The information that exists in our observable Universe, that we can access and measure, only corresponds to the final ~10-33 seconds of inflation, and everything that came after. If you want to ask the question of how long inflation lasted, we simply have no idea. It lasted at least a little bit longer than 10-33 seconds, but whether it lasted a little longer, a lot longer, or for an infinite amount of time is not only unknown, but unknowable.”
Does it follow that Ethan Siegel’s axioms are inconsistent?
nobody: My pet peeve is his use of this expression: “at most hundreds of times smaller”
What would it mean to be 1x smaller than something? The same size?
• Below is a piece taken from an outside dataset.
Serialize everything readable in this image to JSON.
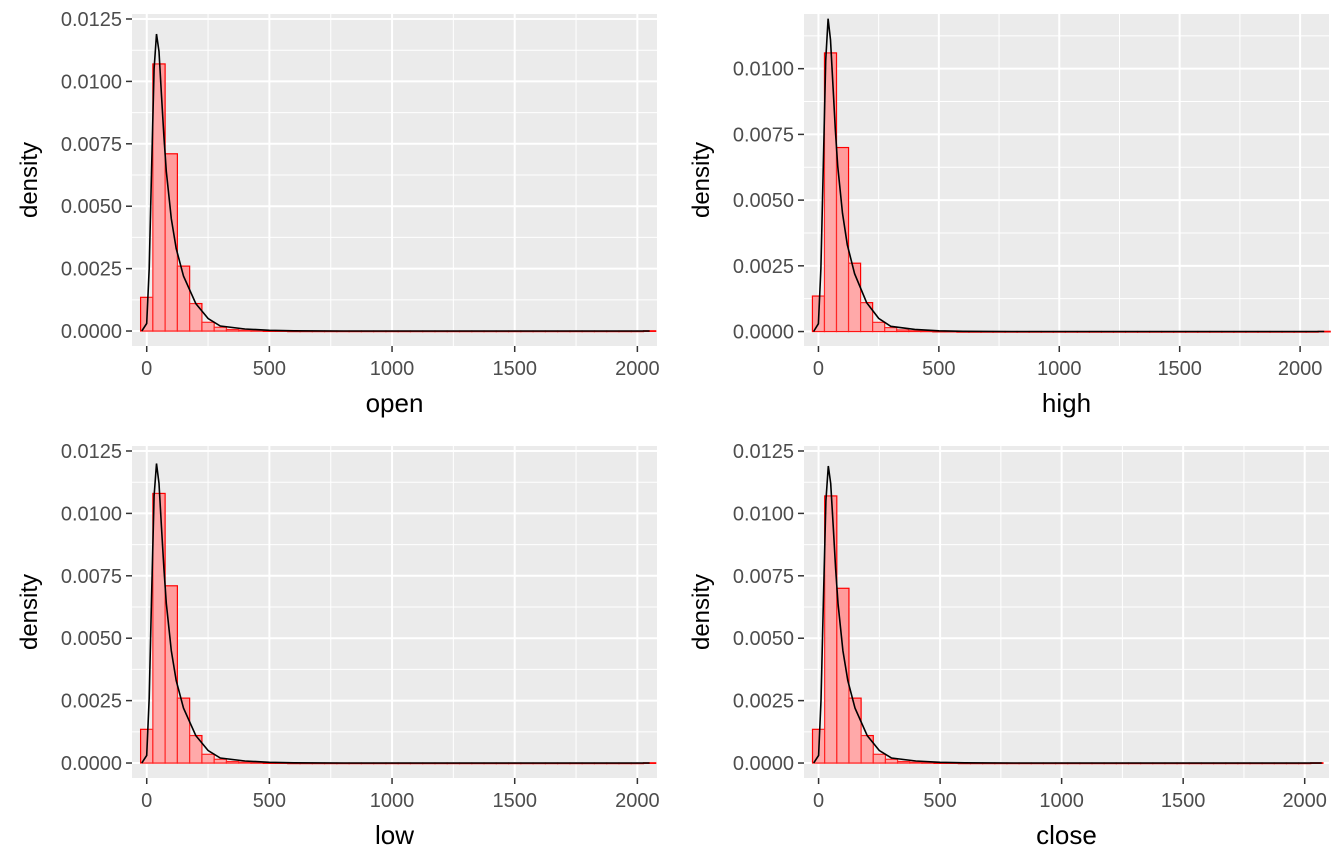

Is 2x smaller the same as “half as big”?
This is a follow up (I think) to Keshav’s objection.
I have a system in which I can prove there is no countable set that contains my universe. But by the Skolem theorems there is a countable model of my theory. This is not a contradiction because the statements that embody this apparent conflict are different.
So, isn’t my theory just like yours? I cannot prove the existence of an enumeration of everything. In fact I can prove such a set, call it god for fun, does not exist. I can prove enumeration atheism.
I think Keshav is right.
Daniel Grayson
The continuum hypothesis is independent of the other axioms. This was proven by Gödel and Cohen.
Ken: for starters, your assertion is about something you **can** prove; mine is about something I **can’t** prove, so I think your analogy breaks down right out of the box.